The annual SIGIR conference is the major international forum for the presentation of new research results, and the demonstration of new systems and techniques, in the broad field of information retrieval (IR). The 41st ACM SIGIR conference welcomes contributions related to any aspect of information retrieval and access, including theories and foundations, algorithms and applications, and evaluation and analysis. The conference and program chairs invite those working in areas related to IR to submit high-impact original papers for review.
Here is the accepted paper with its abstract:
- “Dynamic Composition of Question Answering Pipelines with Frankenstein” by Kuldeep Singh, Ioanna Lytra, Arun Sethupat Radhakrishna, Akhilesh Vyas and Maria Esther Vidal.

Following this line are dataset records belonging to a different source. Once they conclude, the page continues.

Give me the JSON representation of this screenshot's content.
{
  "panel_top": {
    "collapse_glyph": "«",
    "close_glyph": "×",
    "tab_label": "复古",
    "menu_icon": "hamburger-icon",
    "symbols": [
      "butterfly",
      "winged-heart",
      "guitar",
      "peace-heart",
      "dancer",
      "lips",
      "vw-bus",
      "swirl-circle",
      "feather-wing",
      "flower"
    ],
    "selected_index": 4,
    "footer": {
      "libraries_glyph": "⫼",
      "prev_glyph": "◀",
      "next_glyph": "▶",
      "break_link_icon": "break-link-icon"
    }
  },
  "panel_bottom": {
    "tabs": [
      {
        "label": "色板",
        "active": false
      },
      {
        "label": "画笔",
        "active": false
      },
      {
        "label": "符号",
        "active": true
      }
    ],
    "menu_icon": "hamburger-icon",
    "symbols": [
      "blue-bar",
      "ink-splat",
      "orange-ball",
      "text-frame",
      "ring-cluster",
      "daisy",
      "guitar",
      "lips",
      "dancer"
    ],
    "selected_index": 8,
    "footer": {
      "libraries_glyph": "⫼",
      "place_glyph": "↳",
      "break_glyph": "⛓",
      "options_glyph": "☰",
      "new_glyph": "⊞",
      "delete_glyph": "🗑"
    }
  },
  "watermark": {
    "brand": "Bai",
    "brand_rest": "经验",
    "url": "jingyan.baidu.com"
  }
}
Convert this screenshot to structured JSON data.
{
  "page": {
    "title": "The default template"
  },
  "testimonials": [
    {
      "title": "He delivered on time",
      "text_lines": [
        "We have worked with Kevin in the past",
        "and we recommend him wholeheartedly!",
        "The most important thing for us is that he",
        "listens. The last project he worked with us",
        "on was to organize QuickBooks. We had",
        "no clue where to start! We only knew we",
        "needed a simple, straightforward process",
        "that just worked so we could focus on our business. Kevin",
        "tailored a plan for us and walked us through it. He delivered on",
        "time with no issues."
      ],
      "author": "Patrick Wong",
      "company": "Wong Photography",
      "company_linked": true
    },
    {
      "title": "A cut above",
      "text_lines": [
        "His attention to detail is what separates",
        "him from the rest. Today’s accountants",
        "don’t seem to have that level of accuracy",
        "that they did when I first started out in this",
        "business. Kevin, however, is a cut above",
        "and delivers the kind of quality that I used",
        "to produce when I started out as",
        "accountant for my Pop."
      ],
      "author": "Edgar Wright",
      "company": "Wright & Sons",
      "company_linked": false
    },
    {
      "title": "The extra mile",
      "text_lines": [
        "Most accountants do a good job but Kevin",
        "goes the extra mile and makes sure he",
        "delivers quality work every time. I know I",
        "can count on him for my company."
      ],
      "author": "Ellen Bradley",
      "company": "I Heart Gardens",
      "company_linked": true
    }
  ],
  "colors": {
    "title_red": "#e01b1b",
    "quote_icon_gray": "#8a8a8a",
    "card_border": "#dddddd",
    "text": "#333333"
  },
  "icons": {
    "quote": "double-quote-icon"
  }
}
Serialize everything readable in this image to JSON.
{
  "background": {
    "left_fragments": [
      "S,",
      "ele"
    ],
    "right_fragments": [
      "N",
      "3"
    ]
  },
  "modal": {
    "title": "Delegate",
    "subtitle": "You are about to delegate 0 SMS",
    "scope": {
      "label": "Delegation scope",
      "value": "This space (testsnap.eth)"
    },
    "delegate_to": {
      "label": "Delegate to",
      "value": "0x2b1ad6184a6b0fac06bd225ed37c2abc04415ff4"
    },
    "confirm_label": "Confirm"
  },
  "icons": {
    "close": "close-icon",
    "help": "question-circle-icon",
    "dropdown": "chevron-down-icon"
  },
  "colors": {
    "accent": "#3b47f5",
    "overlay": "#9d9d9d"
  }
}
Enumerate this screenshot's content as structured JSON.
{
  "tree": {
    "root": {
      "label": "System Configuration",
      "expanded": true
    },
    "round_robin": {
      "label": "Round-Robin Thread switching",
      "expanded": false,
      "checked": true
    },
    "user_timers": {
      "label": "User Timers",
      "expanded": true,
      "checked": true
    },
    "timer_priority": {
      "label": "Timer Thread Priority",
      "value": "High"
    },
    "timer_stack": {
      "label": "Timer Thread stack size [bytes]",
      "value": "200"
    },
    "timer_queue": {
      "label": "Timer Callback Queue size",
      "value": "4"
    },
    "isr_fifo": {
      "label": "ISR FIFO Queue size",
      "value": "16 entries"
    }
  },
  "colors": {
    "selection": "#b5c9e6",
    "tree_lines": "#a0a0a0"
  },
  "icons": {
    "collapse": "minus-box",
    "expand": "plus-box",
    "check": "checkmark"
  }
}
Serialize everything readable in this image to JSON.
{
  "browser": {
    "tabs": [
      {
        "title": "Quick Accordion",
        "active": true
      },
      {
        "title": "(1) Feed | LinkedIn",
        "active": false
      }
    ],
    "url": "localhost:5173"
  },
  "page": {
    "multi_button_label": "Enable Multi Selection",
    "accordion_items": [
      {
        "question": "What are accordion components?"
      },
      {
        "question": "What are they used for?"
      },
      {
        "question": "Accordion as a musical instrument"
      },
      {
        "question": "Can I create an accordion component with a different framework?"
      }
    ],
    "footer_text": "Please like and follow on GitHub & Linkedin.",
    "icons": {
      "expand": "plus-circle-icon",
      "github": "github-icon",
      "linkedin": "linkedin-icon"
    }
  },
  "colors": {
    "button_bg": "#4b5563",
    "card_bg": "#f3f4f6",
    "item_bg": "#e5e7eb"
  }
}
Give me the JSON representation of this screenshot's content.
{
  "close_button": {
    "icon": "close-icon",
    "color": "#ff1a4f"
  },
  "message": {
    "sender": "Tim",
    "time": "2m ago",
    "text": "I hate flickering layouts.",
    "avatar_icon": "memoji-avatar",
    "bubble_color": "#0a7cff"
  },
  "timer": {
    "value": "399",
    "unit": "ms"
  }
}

Abstract: Question answering (QA) systems provide user-friendly interfaces for retrieving answers from structured and unstructured data to natural language questions. Several QA systems, as well as related components, have been contributed by the industry and research community in recent years. However, most of these efforts have been performed independently from each other and with different focuses and their synergies in the scope of QA have not been addressed adequately.Frankenstein is a novel framework for developing QA systems over knowledge bases by integrating existing state-of-the-art QA components performing different tasks. It incorporates several reusable QA components, employs machine-learning techniques to predict best performing components and QA pipelines for a given question to generate static and dynamic executable QA pipelines. In this demo, attendees will be able to view the different functionalities of Frankenstein for performing independent QA component execution, QA component prediction given an input question as well as the static and dynamic composition of different QA pipelines.
Acknowledgment
This work has received funding from the EU H2020 R&I programme for the Marie Skłodowska-Curie action WDAqua (GA No 642795.
Looking forward to seeing you at The SIGR 2018.